Il la revoit une fois, bien des années plus tard. Il se met alors, pour comprendre, à écrire leur histoire, et son histoire à lui, dont il dit : «Comment pourrait-ce être un réconfort, que mon amour pour Hanna soit en quelque sorte le destin de ma génération (...) que j'aurais moins bien su camoufler que les autres ?»
 
Mon avis: J'avais déjà vu le film il y a quelques années. Magnifique d'ailleurs, avec un Ralph Fiennes et une Kate Winslet pour un duo au top !
Alors voilà, comme à chaque fois que je tente le livre après le visionnage du film, c'était presque décevant.

Michaël et Hanna font la connaissance l'un de l'autre de manière tout à fait fortuite.
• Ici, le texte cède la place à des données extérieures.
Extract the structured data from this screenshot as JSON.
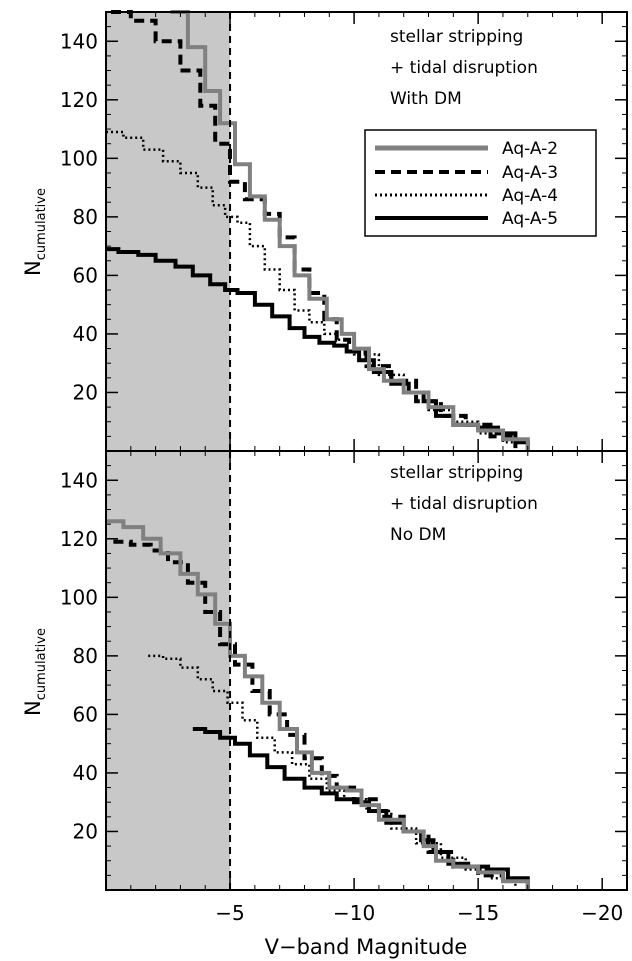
{
  "chart_data": [
    {
      "type": "line",
      "annotation": [
        "stellar stripping",
        "+ tidal disruption",
        "With DM"
      ],
      "ylabel": "N",
      "ylabel_sub": "cumulative",
      "xlim": [
        0,
        -21
      ],
      "ylim": [
        0,
        150
      ],
      "yticks": [
        20,
        40,
        60,
        80,
        100,
        120,
        140
      ],
      "shaded_region": [
        0,
        -5
      ],
      "vline": -5,
      "legend_position": "top-right",
      "series": [
        {
          "name": "Aq-A-2",
          "color": "#808080",
          "style": "solid",
          "x": [
            -2.6,
            -3.3,
            -4.0,
            -4.6,
            -5.2,
            -5.8,
            -6.4,
            -7.0,
            -7.6,
            -8.2,
            -8.9,
            -9.5,
            -10.0,
            -10.6,
            -11.2,
            -12.0,
            -13.0,
            -14.0,
            -15.0,
            -16.0,
            -17.0
          ],
          "y": [
            150,
            138,
            123,
            112,
            98,
            87,
            79,
            70,
            60,
            52,
            45,
            40,
            35,
            28,
            24,
            20,
            15,
            9,
            7,
            4,
            0
          ]
        },
        {
          "name": "Aq-A-3",
          "color": "#000000",
          "style": "dashed",
          "x": [
            -0.2,
            -1.0,
            -2.0,
            -3.0,
            -3.8,
            -4.4,
            -5.0,
            -5.6,
            -6.4,
            -7.0,
            -7.6,
            -8.2,
            -8.8,
            -9.3,
            -9.8,
            -10.5,
            -11.5,
            -12.5,
            -13.5,
            -14.5,
            -15.5,
            -16.5
          ],
          "y": [
            150,
            147,
            140,
            130,
            118,
            105,
            92,
            86,
            81,
            73,
            62,
            54,
            45,
            38,
            34,
            29,
            24,
            17,
            12,
            9,
            5,
            1
          ]
        },
        {
          "name": "Aq-A-4",
          "color": "#000000",
          "style": "dotted",
          "x": [
            0,
            -0.7,
            -1.5,
            -2.3,
            -3.0,
            -3.7,
            -4.3,
            -4.8,
            -5.3,
            -5.8,
            -6.4,
            -7.0,
            -7.6,
            -8.2,
            -8.8,
            -9.3,
            -10.0,
            -11.0,
            -12.0,
            -13.0,
            -14.0,
            -15.0,
            -16.0,
            -17.0
          ],
          "y": [
            109,
            107,
            103,
            99,
            95,
            90,
            84,
            80,
            78,
            70,
            62,
            55,
            48,
            44,
            40,
            38,
            33,
            26,
            20,
            14,
            10,
            6,
            3,
            0
          ]
        },
        {
          "name": "Aq-A-5",
          "color": "#000000",
          "style": "solid",
          "x": [
            0,
            -0.5,
            -1.3,
            -2.0,
            -2.8,
            -3.5,
            -4.2,
            -4.8,
            -5.3,
            -6.0,
            -6.7,
            -7.4,
            -8.0,
            -8.6,
            -9.2,
            -9.7,
            -10.2,
            -10.8,
            -11.5,
            -12.2,
            -12.8,
            -13.3,
            -14.0,
            -15.0,
            -15.8,
            -16.5,
            -17.0
          ],
          "y": [
            69,
            68,
            67,
            65,
            63,
            60,
            57,
            55,
            54,
            50,
            46,
            42,
            39,
            37,
            36,
            34,
            31,
            27,
            23,
            20,
            17,
            12,
            9,
            8,
            6,
            3,
            0
          ]
        }
      ]
    },
    {
      "type": "line",
      "annotation": [
        "stellar stripping",
        "+ tidal disruption",
        "No DM"
      ],
      "xlabel": "V−band Magnitude",
      "ylabel": "N",
      "ylabel_sub": "cumulative",
      "xlim": [
        0,
        -21
      ],
      "ylim": [
        0,
        150
      ],
      "xticks": [
        -5,
        -10,
        -15,
        -20
      ],
      "xtick_labels": [
        "−5",
        "−10",
        "−15",
        "−20"
      ],
      "yticks": [
        20,
        40,
        60,
        80,
        100,
        120,
        140
      ],
      "shaded_region": [
        0,
        -5
      ],
      "vline": -5,
      "series": [
        {
          "name": "Aq-A-2",
          "color": "#808080",
          "style": "solid",
          "x": [
            0,
            -0.7,
            -1.5,
            -2.2,
            -3.0,
            -3.7,
            -4.4,
            -5.0,
            -5.6,
            -6.3,
            -7.0,
            -7.7,
            -8.3,
            -9.0,
            -9.7,
            -10.3,
            -11.0,
            -12.0,
            -12.8,
            -13.3,
            -14.0,
            -15.0,
            -16.0,
            -17.0
          ],
          "y": [
            126,
            124,
            120,
            115,
            108,
            101,
            91,
            80,
            73,
            64,
            55,
            47,
            40,
            35,
            34,
            29,
            24,
            20,
            15,
            10,
            8,
            6,
            3,
            0
          ]
        },
        {
          "name": "Aq-A-3",
          "color": "#000000",
          "style": "dashed",
          "x": [
            -0.3,
            -1.0,
            -1.8,
            -2.5,
            -3.3,
            -4.0,
            -4.6,
            -5.2,
            -5.9,
            -6.6,
            -7.3,
            -8.0,
            -8.7,
            -9.3,
            -10.0,
            -11.0,
            -12.0,
            -13.0,
            -14.0,
            -15.0,
            -16.0
          ],
          "y": [
            119,
            118,
            116,
            112,
            105,
            95,
            84,
            77,
            68,
            60,
            53,
            45,
            39,
            35,
            31,
            25,
            20,
            13,
            8,
            5,
            2
          ]
        },
        {
          "name": "Aq-A-4",
          "color": "#000000",
          "style": "dotted",
          "x": [
            -1.7,
            -2.3,
            -3.0,
            -3.7,
            -4.3,
            -4.9,
            -5.5,
            -6.1,
            -6.8,
            -7.5,
            -8.2,
            -8.9,
            -9.6,
            -10.5,
            -11.5,
            -12.5,
            -13.5,
            -14.5,
            -15.5,
            -16.5
          ],
          "y": [
            80,
            79,
            76,
            72,
            68,
            64,
            58,
            52,
            47,
            43,
            38,
            34,
            31,
            27,
            21,
            16,
            11,
            7,
            4,
            1
          ]
        },
        {
          "name": "Aq-A-5",
          "color": "#000000",
          "style": "solid",
          "x": [
            -3.5,
            -4.0,
            -4.6,
            -5.2,
            -5.8,
            -6.5,
            -7.2,
            -8.0,
            -8.7,
            -9.3,
            -10.0,
            -10.6,
            -11.3,
            -12.0,
            -12.7,
            -13.2,
            -13.8,
            -14.6,
            -15.4,
            -16.2,
            -17.0
          ],
          "y": [
            55,
            54,
            52,
            50,
            46,
            42,
            38,
            35,
            33,
            31,
            30,
            27,
            23,
            20,
            17,
            13,
            9,
            8,
            7,
            4,
            0
          ]
        }
      ]
    }
  ]
}
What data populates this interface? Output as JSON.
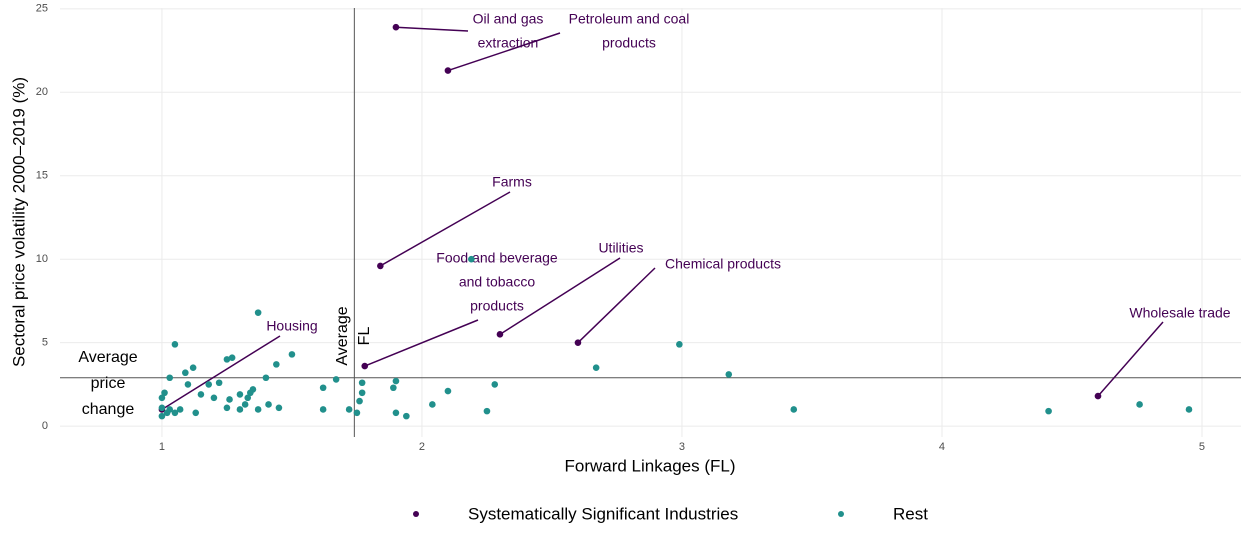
{
  "chart_data": {
    "type": "scatter",
    "x_label": "Forward Linkages (FL)",
    "y_label": "Sectoral price volatility 2000–2019 (%)",
    "xlim": [
      0.608,
      5.15
    ],
    "ylim": [
      -0.65,
      25.05
    ],
    "xticks": [
      1,
      2,
      3,
      4,
      5
    ],
    "yticks": [
      0,
      5,
      10,
      15,
      20,
      25
    ],
    "grid": true,
    "legend": "bottom",
    "reference_lines": {
      "x": {
        "value": 1.74,
        "label": [
          "Average",
          "FL"
        ]
      },
      "y": {
        "value": 2.9,
        "label": [
          "Average",
          "price",
          "change"
        ]
      }
    },
    "series": [
      {
        "name": "Systematically Significant Industries",
        "color": "#440154",
        "x": [
          1.9,
          2.1,
          1.84,
          1.78,
          2.3,
          2.6,
          4.6,
          1.0
        ],
        "values": [
          23.9,
          21.3,
          9.6,
          3.6,
          5.5,
          5.0,
          1.8,
          1.0
        ],
        "labels": [
          [
            "Oil and gas",
            "extraction"
          ],
          [
            "Petroleum and coal",
            "products"
          ],
          [
            "Farms"
          ],
          [
            "Food and beverage",
            "and tobacco",
            "products"
          ],
          [
            "Utilities"
          ],
          [
            "Chemical products"
          ],
          [
            "Wholesale trade"
          ],
          [
            "Housing"
          ]
        ]
      },
      {
        "name": "Rest",
        "color": "#21908c",
        "x": [
          1.05,
          1.37,
          2.19,
          2.99,
          2.67,
          3.18,
          1.5,
          1.27,
          1.25,
          1.44,
          1.12,
          1.09,
          1.03,
          1.4,
          1.67,
          1.9,
          1.1,
          1.22,
          1.18,
          1.77,
          2.28,
          1.62,
          1.89,
          1.35,
          1.34,
          1.77,
          2.1,
          1.01,
          1.0,
          1.15,
          1.3,
          1.2,
          1.26,
          1.33,
          1.76,
          1.32,
          2.04,
          1.41,
          1.45,
          1.25,
          1.37,
          1.3,
          1.72,
          1.62,
          1.03,
          1.07,
          1.02,
          1.05,
          1.13,
          1.75,
          1.9,
          1.94,
          2.25,
          3.43,
          4.41,
          4.76,
          4.95,
          1.0,
          1.0
        ],
        "values": [
          4.9,
          6.8,
          10.0,
          4.9,
          3.5,
          3.1,
          4.3,
          4.1,
          4.0,
          3.7,
          3.5,
          3.2,
          2.9,
          2.9,
          2.8,
          2.7,
          2.5,
          2.6,
          2.5,
          2.6,
          2.5,
          2.3,
          2.3,
          2.2,
          2.0,
          2.0,
          2.1,
          2.0,
          1.7,
          1.9,
          1.9,
          1.7,
          1.6,
          1.7,
          1.5,
          1.3,
          1.3,
          1.3,
          1.1,
          1.1,
          1.0,
          1.0,
          1.0,
          1.0,
          1.0,
          1.0,
          0.8,
          0.8,
          0.8,
          0.8,
          0.8,
          0.6,
          0.9,
          1.0,
          0.9,
          1.3,
          1.0,
          0.6,
          1.1
        ]
      }
    ]
  }
}
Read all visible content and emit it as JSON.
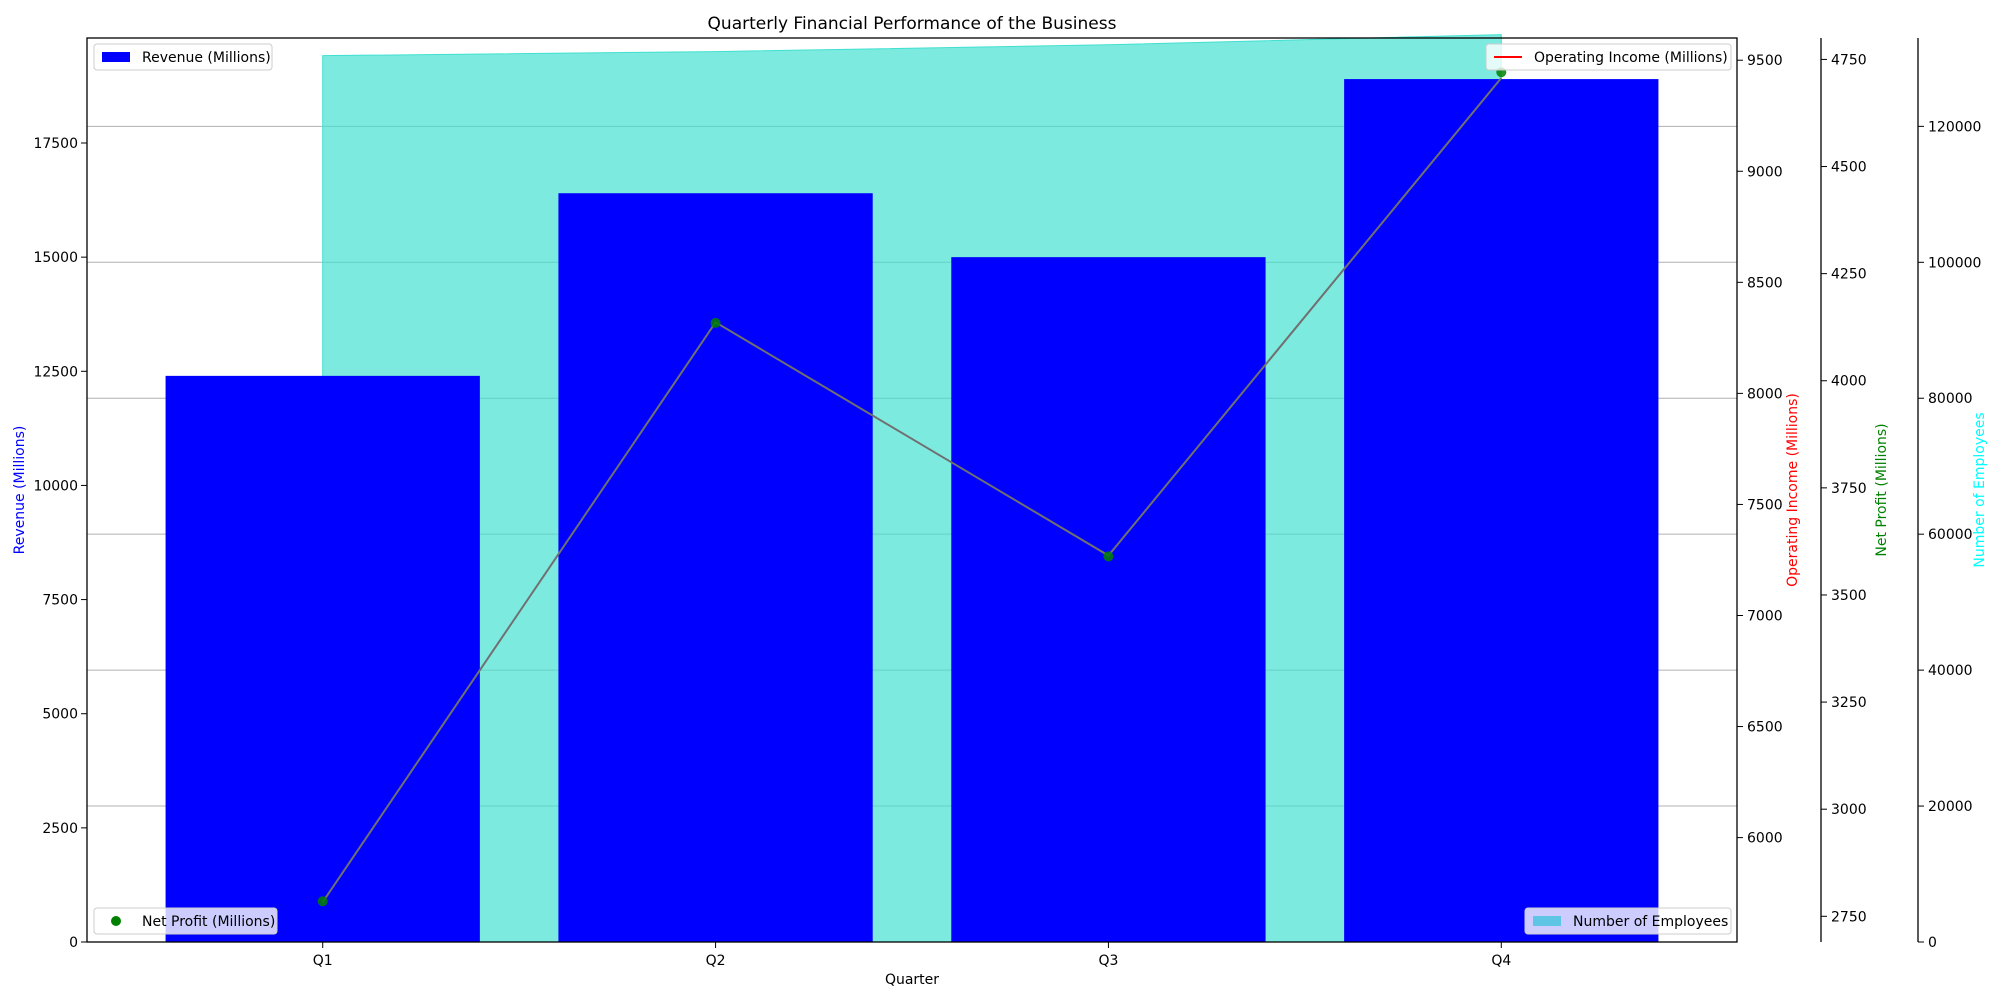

S'en suit un amour passionnel. Mais quelques années plus tard, Michaël retrouve Hanna lors de ses études et ce qu'il va découvrir d'elle va terriblement le désillusionner...

On sent de la puissance dans ce roman. La force de cet amour est totalement palpable. Michaël vit un amour inconditionnel et ce qui lie les deux amants est très fort. On entre dans leur intimité particulière. On dérange presque.
Toute la deuxième partie du roman est consacré au procès et la réflexion de Michaël sur cet amour est assez intéressante. Il s'est marié et a eu une fille après tout ça mais il reste néanmoins marqué au fer rouge par cette histoire d'amour qui demeurera pour lui un mystère dans toute sa complexité. Comment peut-on tomber amoureux d'un assassin ?

Etonnement, j'ai préféré toute cette partie de réflexion, de doute. Qui remet en cause les principes et valeurs morales d'une personne. L'amour est étudié dans toute sa délicatesse et ses mystères.

200 pages après un film aussi intense, c'est sur, ça fait léger. Mais c'est une histoire qui restera marquée dans ma mémoire et que je continuerai d'entretenir sûrement.